KENNEDY SPACE CENTER, Fla. – Florida’s Space Coast is preparing for a busy summer with a NASA Mars rover launch coming up and SpaceX launching satellites on a near-weekly basis.
The next launch to look out for is, yet again, with a SpaceX Falcon 9 rocket. SpaceX has successfully launched more than 400 satellites, known as the Starlink constellation, as part of CEO Elon Musk’s plan to create a space-based internet using a network of, eventually, thousands of satellites.
According to the 45th Weather Squadron forecast, SpaceX is targeting Thursday for the next Starlink launch from NASA’s Kennedy Space Center.
SpaceX is targeting 4:39 p.m. for liftoff from launch complex 39A at KSC.
Weather officers are predicting a 40% chance of favorable launch weather Thursday. Cloud cover and lightning could cause the launch to delay. SpaceX also has a backup window on Friday, when the chances improve to 60%.
Some public roads will be closed for Thursday’s launch window, according to Kennedy Space Center.
The A. Max Brewer Memorial Parkway, east of the bridge on County Road 402 to Playalinda Beach will not be open and State Road 3 North at US Highway 1 in Volusia County, south to Playalinda Beach will not be open.
This launch will bring the Starlink constellation total to 600.
When the satellites first launch they are closer to Earth before moving deeper into space. They fly in an elliptical orbit around Earth and when sunlight reflects off the solar panels on the spacecraft people down on Earth can see the bright lights floating two-by-two in a string in the night sky.
The sight can be awe-inspiring and confusing to some. WKMG has received calls from people asking about the bright lights in the sky when the satellites fly over Central Florida.
The lights are also concerning to the astronomy community and those who study the stars by radio telescopes.
SpaceX heard the complaints from astronomy leaders and began testing changes to block the reflected light from the spacecraft, making the satellites less visible at night.
SpaceX lead manufacturing engineer Jessica Anderson explained how the company is addressing those concerns during a recent Starlink launch.
“As you may have seen during our last mission we launched the first Starlink satellite with a deployable visor to block sunlight from hitting the brightest spots of the spacecraft. This demo satellite, also known as Visor-Sat, is just one of the many actions SpaceX has taken in collaboration with astronomical groups to mitigate the effects of satellite reflectivity,” Anderson said. “So we plan to equip all future Starlink satellites with deployable visors starting with the next mission.”

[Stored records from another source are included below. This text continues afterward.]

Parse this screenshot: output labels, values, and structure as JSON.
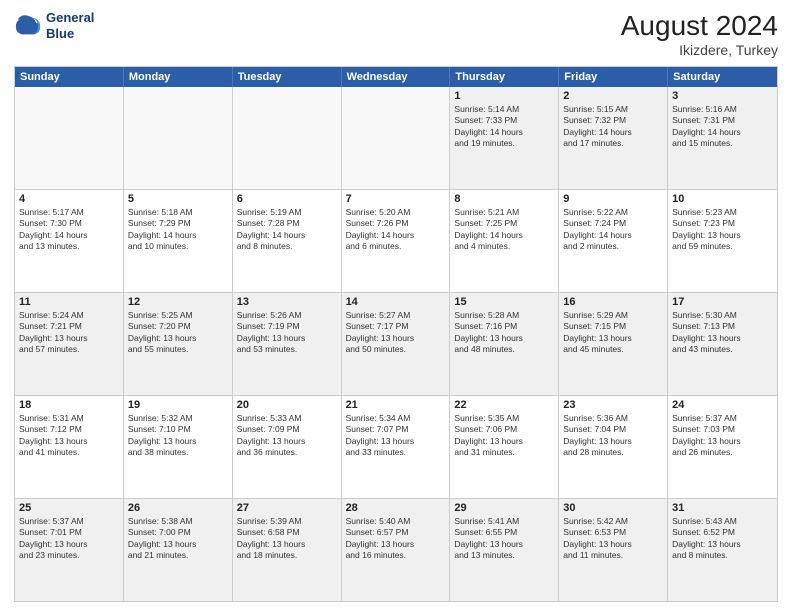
{
  "header": {
    "logo_line1": "General",
    "logo_line2": "Blue",
    "month": "August 2024",
    "location": "Ikizdere, Turkey"
  },
  "days_of_week": [
    "Sunday",
    "Monday",
    "Tuesday",
    "Wednesday",
    "Thursday",
    "Friday",
    "Saturday"
  ],
  "weeks": [
    [
      {
        "day": "",
        "info": "",
        "empty": true
      },
      {
        "day": "",
        "info": "",
        "empty": true
      },
      {
        "day": "",
        "info": "",
        "empty": true
      },
      {
        "day": "",
        "info": "",
        "empty": true
      },
      {
        "day": "1",
        "info": "Sunrise: 5:14 AM\nSunset: 7:33 PM\nDaylight: 14 hours\nand 19 minutes."
      },
      {
        "day": "2",
        "info": "Sunrise: 5:15 AM\nSunset: 7:32 PM\nDaylight: 14 hours\nand 17 minutes."
      },
      {
        "day": "3",
        "info": "Sunrise: 5:16 AM\nSunset: 7:31 PM\nDaylight: 14 hours\nand 15 minutes."
      }
    ],
    [
      {
        "day": "4",
        "info": "Sunrise: 5:17 AM\nSunset: 7:30 PM\nDaylight: 14 hours\nand 13 minutes."
      },
      {
        "day": "5",
        "info": "Sunrise: 5:18 AM\nSunset: 7:29 PM\nDaylight: 14 hours\nand 10 minutes."
      },
      {
        "day": "6",
        "info": "Sunrise: 5:19 AM\nSunset: 7:28 PM\nDaylight: 14 hours\nand 8 minutes."
      },
      {
        "day": "7",
        "info": "Sunrise: 5:20 AM\nSunset: 7:26 PM\nDaylight: 14 hours\nand 6 minutes."
      },
      {
        "day": "8",
        "info": "Sunrise: 5:21 AM\nSunset: 7:25 PM\nDaylight: 14 hours\nand 4 minutes."
      },
      {
        "day": "9",
        "info": "Sunrise: 5:22 AM\nSunset: 7:24 PM\nDaylight: 14 hours\nand 2 minutes."
      },
      {
        "day": "10",
        "info": "Sunrise: 5:23 AM\nSunset: 7:23 PM\nDaylight: 13 hours\nand 59 minutes."
      }
    ],
    [
      {
        "day": "11",
        "info": "Sunrise: 5:24 AM\nSunset: 7:21 PM\nDaylight: 13 hours\nand 57 minutes."
      },
      {
        "day": "12",
        "info": "Sunrise: 5:25 AM\nSunset: 7:20 PM\nDaylight: 13 hours\nand 55 minutes."
      },
      {
        "day": "13",
        "info": "Sunrise: 5:26 AM\nSunset: 7:19 PM\nDaylight: 13 hours\nand 53 minutes."
      },
      {
        "day": "14",
        "info": "Sunrise: 5:27 AM\nSunset: 7:17 PM\nDaylight: 13 hours\nand 50 minutes."
      },
      {
        "day": "15",
        "info": "Sunrise: 5:28 AM\nSunset: 7:16 PM\nDaylight: 13 hours\nand 48 minutes."
      },
      {
        "day": "16",
        "info": "Sunrise: 5:29 AM\nSunset: 7:15 PM\nDaylight: 13 hours\nand 45 minutes."
      },
      {
        "day": "17",
        "info": "Sunrise: 5:30 AM\nSunset: 7:13 PM\nDaylight: 13 hours\nand 43 minutes."
      }
    ],
    [
      {
        "day": "18",
        "info": "Sunrise: 5:31 AM\nSunset: 7:12 PM\nDaylight: 13 hours\nand 41 minutes."
      },
      {
        "day": "19",
        "info": "Sunrise: 5:32 AM\nSunset: 7:10 PM\nDaylight: 13 hours\nand 38 minutes."
      },
      {
        "day": "20",
        "info": "Sunrise: 5:33 AM\nSunset: 7:09 PM\nDaylight: 13 hours\nand 36 minutes."
      },
      {
        "day": "21",
        "info": "Sunrise: 5:34 AM\nSunset: 7:07 PM\nDaylight: 13 hours\nand 33 minutes."
      },
      {
        "day": "22",
        "info": "Sunrise: 5:35 AM\nSunset: 7:06 PM\nDaylight: 13 hours\nand 31 minutes."
      },
      {
        "day": "23",
        "info": "Sunrise: 5:36 AM\nSunset: 7:04 PM\nDaylight: 13 hours\nand 28 minutes."
      },
      {
        "day": "24",
        "info": "Sunrise: 5:37 AM\nSunset: 7:03 PM\nDaylight: 13 hours\nand 26 minutes."
      }
    ],
    [
      {
        "day": "25",
        "info": "Sunrise: 5:37 AM\nSunset: 7:01 PM\nDaylight: 13 hours\nand 23 minutes."
      },
      {
        "day": "26",
        "info": "Sunrise: 5:38 AM\nSunset: 7:00 PM\nDaylight: 13 hours\nand 21 minutes."
      },
      {
        "day": "27",
        "info": "Sunrise: 5:39 AM\nSunset: 6:58 PM\nDaylight: 13 hours\nand 18 minutes."
      },
      {
        "day": "28",
        "info": "Sunrise: 5:40 AM\nSunset: 6:57 PM\nDaylight: 13 hours\nand 16 minutes."
      },
      {
        "day": "29",
        "info": "Sunrise: 5:41 AM\nSunset: 6:55 PM\nDaylight: 13 hours\nand 13 minutes."
      },
      {
        "day": "30",
        "info": "Sunrise: 5:42 AM\nSunset: 6:53 PM\nDaylight: 13 hours\nand 11 minutes."
      },
      {
        "day": "31",
        "info": "Sunrise: 5:43 AM\nSunset: 6:52 PM\nDaylight: 13 hours\nand 8 minutes."
      }
    ]
  ]
}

Today's #AtlasV test was successfully completed at 1:55pmEDT (1755 UTC). Systems will be safed, cryogenic fuels drained and the rocket allowed to warm up before rollback to the Vertical Integration Facility for Mars 2020 attachment. https://t.co/iq4oKMrMuA pic.twitter.com/38wFSaUXFV— ULA (@ulalaunch) June 22, 2020
Meanwhile down the road at Cape Canaveral Air Force Station, United Launch Alliance is preparing to launch NASA’s next Mars rover. That launch is slated for July 20.
ULA and NASA conducted a dress rehearsal on Monday for the Atlas V launch that will send NASA’s new robot named Perseverance to Mars.
The rover follows in the wheel-tracks of NASA’s Curiosity Mars rover and will search for signs of past life but in a different spot on the planet.
Perseverance will land near and explore the geology of the Jezero Crater where it will also collect samples to send back to Earth.